“I am thinking I want the children to release balloons at my wedding,” she said. “Except it makes me sad.”
I questioned why. I was told because they fly away, never to return. Never to return. And when she said that, as the words were coming out of her mouth, I understood something.
Maybe it was the message our pastor preached, about standing fast. Keeping guard. Not falling asleep at our post…..“Watch ye, stand fast in the faith, quit you like men, be strong.” l Corinthians 16:13
When you let go of a balloon, even for a fraction of a second, it is gone. When we let our guard down, say something rude, act in a manner which we shouldn’t — we have sinned, never to undo it.
Just as the balloon floats away, our actions and our words go out. We can’t undo or un-say anything. It is gone — forever.
Just as those around you can look up and see the balloon growing smaller as it goes farther away, so can those around you look at you for an example. Your words and your actions have a far reaching effect, as the ripples from a pebble tossed in the water do.
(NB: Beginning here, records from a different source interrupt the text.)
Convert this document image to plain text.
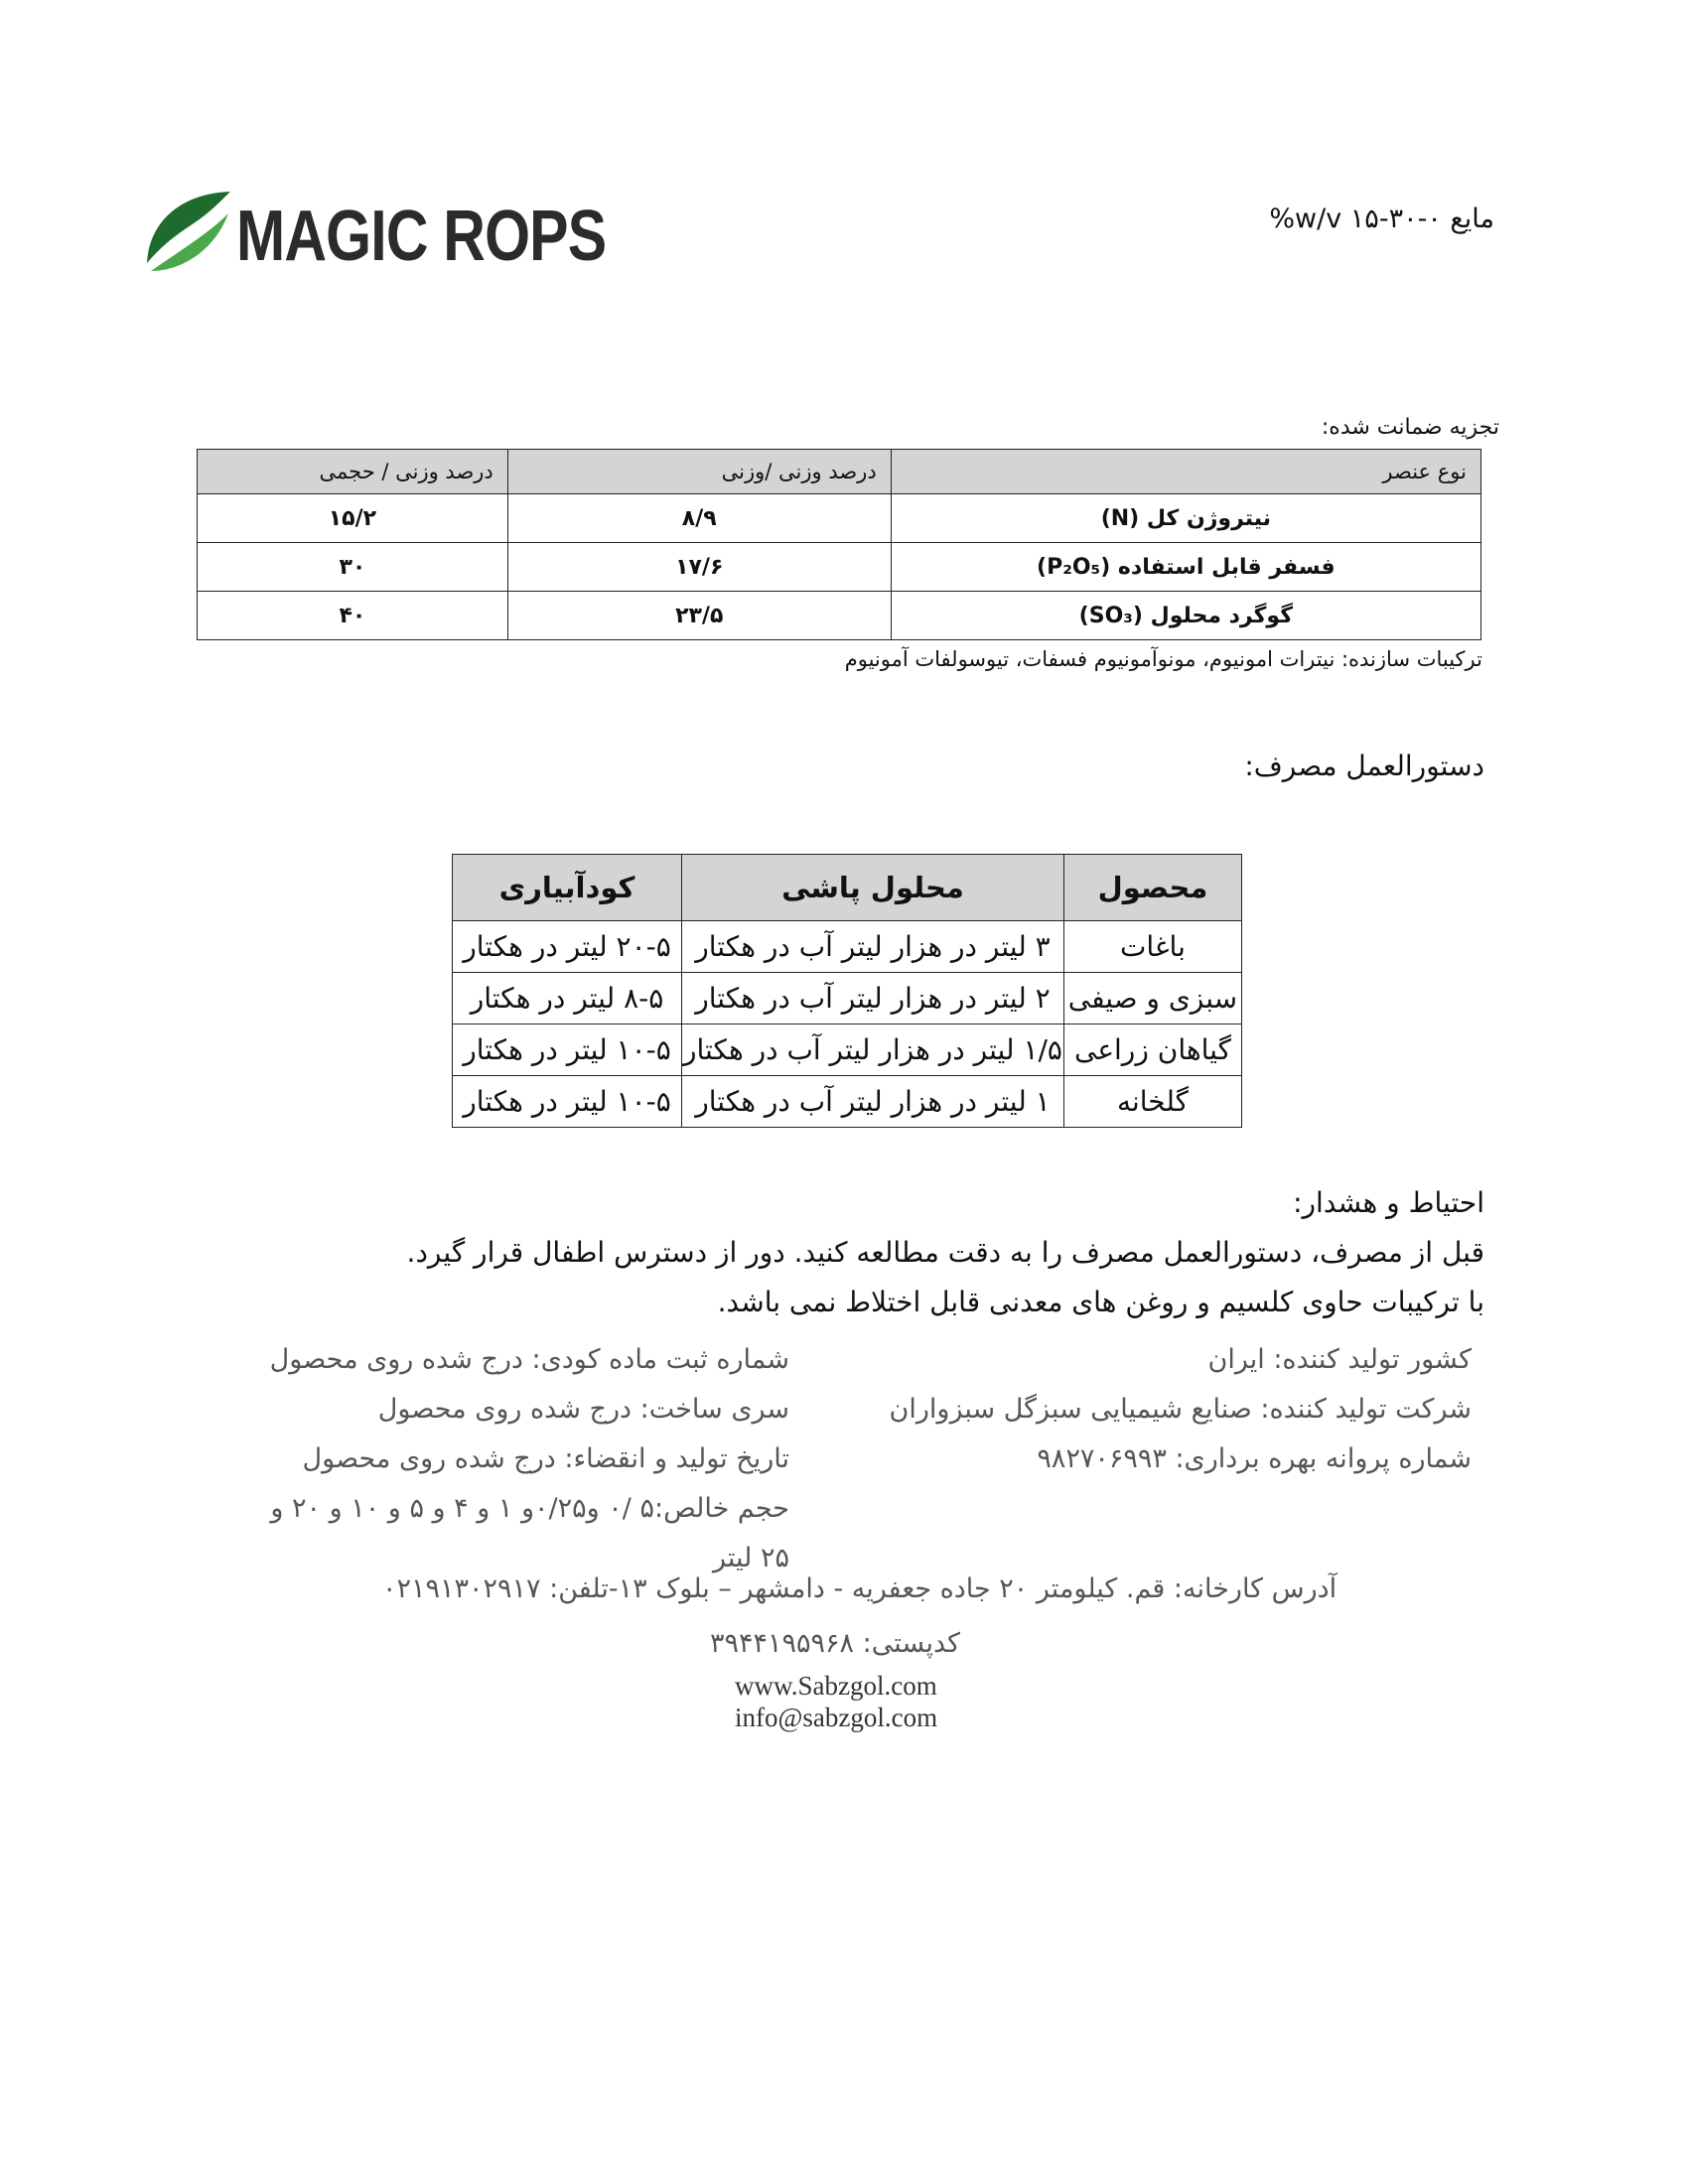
MAGIC ROPS	مایع ۰-۳۰-۱۵ w/v%
تجزیه ضمانت شده:
نوع عنصر	درصد وزنی /وزنی	درصد وزنی / حجمی
نیتروژن کل (N)	۸/۹	۱۵/۲
فسفر قابل استفاده (P₂O₅)	۱۷/۶	۳۰
گوگرد محلول (SO₃)	۲۳/۵	۴۰
ترکیبات سازنده: نیترات امونیوم، مونوآمونیوم فسفات، تیوسولفات آمونیوم
دستورالعمل مصرف:
محصول	محلول پاشی	کودآبیاری
باغات	۳ لیتر در هزار لیتر آب در هکتار	۲۰-۵ لیتر در هکتار
سبزی و صیفی	۲ لیتر در هزار لیتر آب در هکتار	۸-۵ لیتر در هکتار
گیاهان زراعی	۱/۵ لیتر در هزار لیتر آب در هکتار	۱۰-۵ لیتر در هکتار
گلخانه	۱ لیتر در هزار لیتر آب در هکتار	۱۰-۵ لیتر در هکتار
احتیاط و هشدار:
قبل از مصرف، دستورالعمل مصرف را به دقت مطالعه کنید. دور از دسترس اطفال قرار گیرد.
با ترکیبات حاوی کلسیم و روغن های معدنی قابل اختلاط نمی باشد.
کشور تولید کننده: ایران
شرکت تولید کننده: صنایع شیمیایی سبزگل سبزواران
شماره پروانه بهره برداری: ۹۸۲۷۰۶۹۹۳
شماره ثبت ماده کودی: درج شده روی محصول
سری ساخت: درج شده روی محصول
تاریخ تولید و انقضاء: درج شده روی محصول
حجم خالص:۵ /۰ و۰/۲۵و ۱ و ۴ و ۵ و ۱۰ و ۲۰ و ۲۵ لیتر
آدرس کارخانه: قم. کیلومتر ۲۰ جاده جعفریه - دامشهر – بلوک ۱۳-تلفن: ۰۲۱۹۱۳۰۲۹۱۷
کدپستی: ۳۹۴۴۱۹۵۹۶۸
www.Sabzgol.com
info@sabzgol.com
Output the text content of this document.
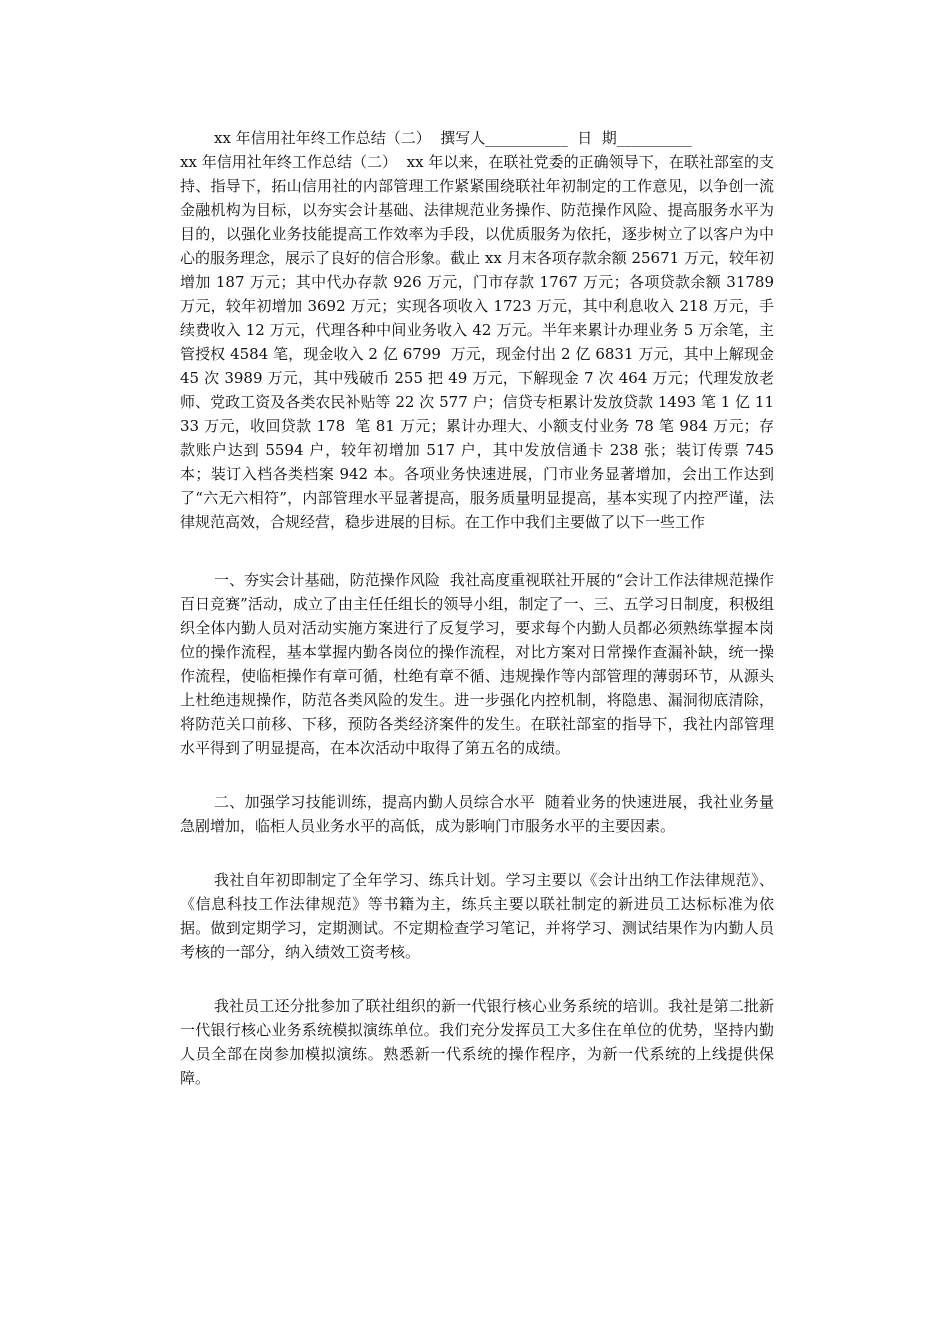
xx 年信用社年终工作总结（二）  撰写人___________  日  期__________

xx 年信用社年终工作总结（二）  xx 年以来，在联社党委的正确领导下，在联社部室的支持、指导下，拓山信用社的内部管理工作紧紧围绕联社年初制定的工作意见，以争创一流金融机构为目标，以夯实会计基础、法律规范业务操作、防范操作风险、提高服务水平为目的，以强化业务技能提高工作效率为手段，以优质服务为依托，逐步树立了以客户为中心的服务理念，展示了良好的信合形象。截止 xx 月末各项存款余额 25671 万元，较年初增加 187 万元；其中代办存款 926 万元，门市存款 1767 万元；各项贷款余额 31789 万元，较年初增加 3692 万元；实现各项收入 1723 万元，其中利息收入 218 万元，手续费收入 12 万元，代理各种中间业务收入 42 万元。半年来累计办理业务 5 万余笔，主管授权 4584 笔，现金收入 2 亿 6799  万元，现金付出 2 亿 6831 万元，其中上解现金 45 次 3989 万元，其中残破币 255 把 49 万元，下解现金 7 次 464 万元；代理发放老师、党政工资及各类农民补贴等 22 次 577 户；信贷专柜累计发放贷款 1493 笔 1 亿 1133 万元，收回贷款 178  笔 81 万元；累计办理大、小额支付业务 78 笔 984 万元；存款账户达到 5594 户，较年初增加 517 户，其中发放信通卡 238 张；装订传票 745 本；装订入档各类档案 942 本。各项业务快速进展，门市业务显著增加，会出工作达到了“六无六相符”，内部管理水平显著提高，服务质量明显提高，基本实现了内控严谨，法律规范高效，合规经营，稳步进展的目标。在工作中我们主要做了以下一些工作

一、夯实会计基础，防范操作风险  我社高度重视联社开展的“会计工作法律规范操作百日竞赛”活动，成立了由主任任组长的领导小组，制定了一、三、五学习日制度，积极组织全体内勤人员对活动实施方案进行了反复学习，要求每个内勤人员都必须熟练掌握本岗位的操作流程，基本掌握内勤各岗位的操作流程，对比方案对日常操作查漏补缺，统一操作流程，使临柜操作有章可循，杜绝有章不循、违规操作等内部管理的薄弱环节，从源头上杜绝违规操作，防范各类风险的发生。进一步强化内控机制，将隐患、漏洞彻底清除，将防范关口前移、下移，预防各类经济案件的发生。在联社部室的指导下，我社内部管理水平得到了明显提高，在本次活动中取得了第五名的成绩。

二、加强学习技能训练，提高内勤人员综合水平  随着业务的快速进展，我社业务量急剧增加，临柜人员业务水平的高低，成为影响门市服务水平的主要因素。

我社自年初即制定了全年学习、练兵计划。学习主要以《会计出纳工作法律规范》、《信息科技工作法律规范》等书籍为主，练兵主要以联社制定的新进员工达标标准为依据。做到定期学习，定期测试。不定期检查学习笔记，并将学习、测试结果作为内勤人员考核的一部分，纳入绩效工资考核。

我社员工还分批参加了联社组织的新一代银行核心业务系统的培训。我社是第二批新一代银行核心业务系统模拟演练单位。我们充分发挥员工大多住在单位的优势，坚持内勤人员全部在岗参加模拟演练。熟悉新一代系统的操作程序，为新一代系统的上线提供保障。
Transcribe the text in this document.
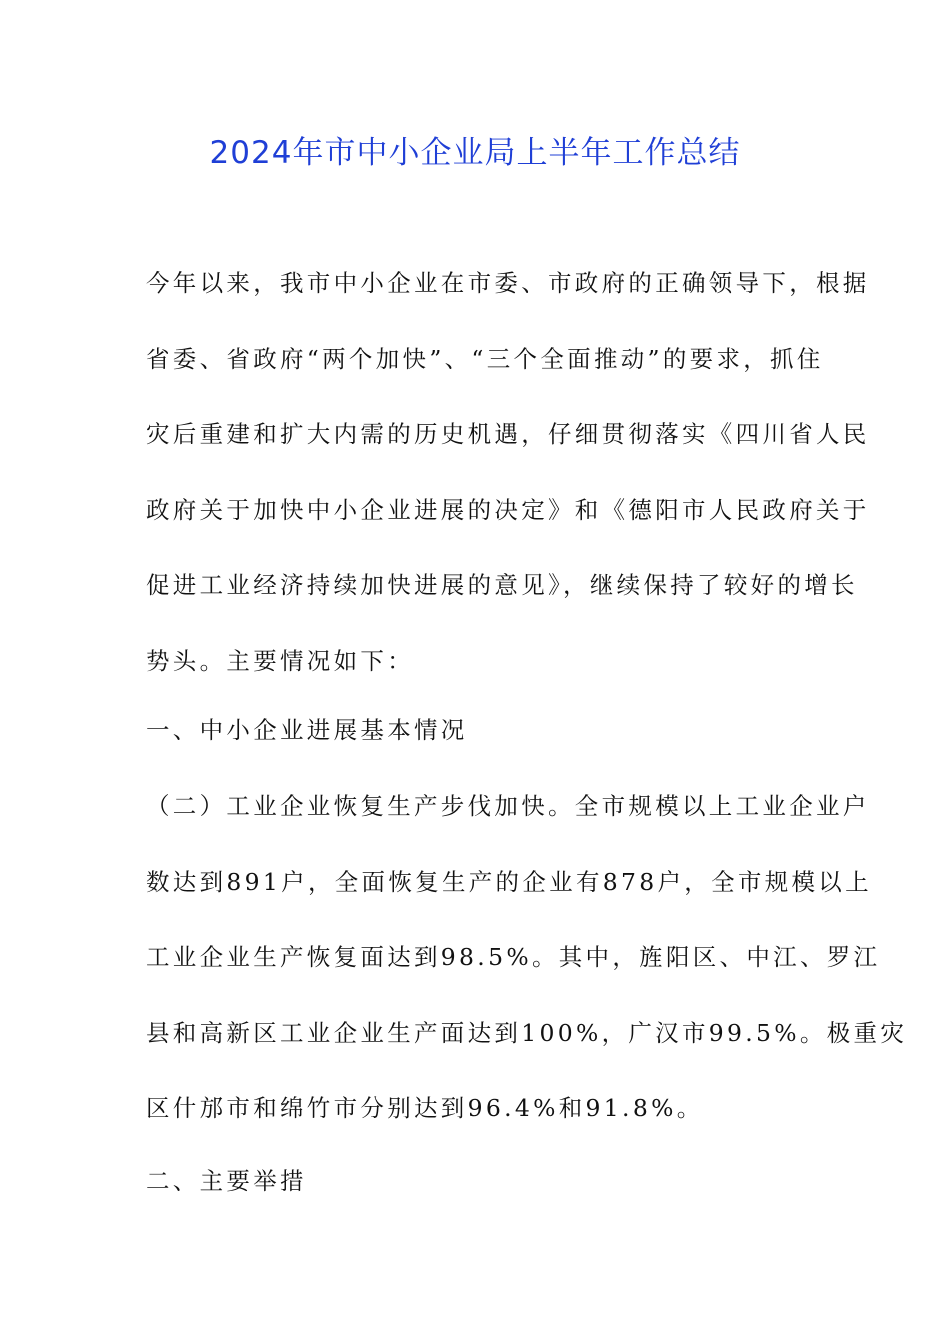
2024年市中小企业局上半年工作总结
今年以来，我市中小企业在市委、市政府的正确领导下，根据
省委、省政府“两个加快”、“三个全面推动”的要求，抓住
灾后重建和扩大内需的历史机遇，仔细贯彻落实《四川省人民
政府关于加快中小企业进展的决定》和《德阳市人民政府关于
促进工业经济持续加快进展的意见》，继续保持了较好的增长
势头。主要情况如下：
一、中小企业进展基本情况
（二）工业企业恢复生产步伐加快。全市规模以上工业企业户
数达到891户，全面恢复生产的企业有878户，全市规模以上
工业企业生产恢复面达到98.5%。其中，旌阳区、中江、罗江
县和高新区工业企业生产面达到100%，广汉市99.5%。极重灾
区什邡市和绵竹市分别达到96.4%和91.8%。
二、主要举措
If we let our guard down on our tongues for even just a moment, we might just regret the words that we say — even as they are coming out of our mouths. We can’t take them back. They will be engraved in the hearts and minds of whoever heard them, for as long as they live. They will have consequences. They will harm people, or build others up.
If we let the guard down on our actions — on our lives — we will act in ways we never meant to. Maybe we won’t even notice — but others will. We — our lives — might be the cause of leading others astray. Giving those around us “permission” to act in a certain way. Do certain things.
How humbling is that thought? That I am responsible for the effects of how I live my life. I have a responsibility before God — and woe be it unto me if I cause a little one to stumble! It has consequences! “It were better for him that a millstone were hanged about his neck, and he cast into the sea, than that he should offend one of these little ones.” Luke 17:2. I am my brothers keeper. And how often do I think of my actions in this way? Not that I want to live a life of pleasing men, but rather a life of following Christ. And if I strive, with my Saviours help, to live a life pleasing to Him — giving up my desires for His, my thoughts for His, my ways for His — then I am living a life worthy for Him. The problem is, I often don’t think. All too often the way I act gives those around me a negative message.
Just as a balloon that is journeying away can bring joy to a child’s heart when it is spotted, so can our lives when guarded by our Saviour’s love. Our lives have a rippling effect — will it be a ripple of joy, or one of sorrow?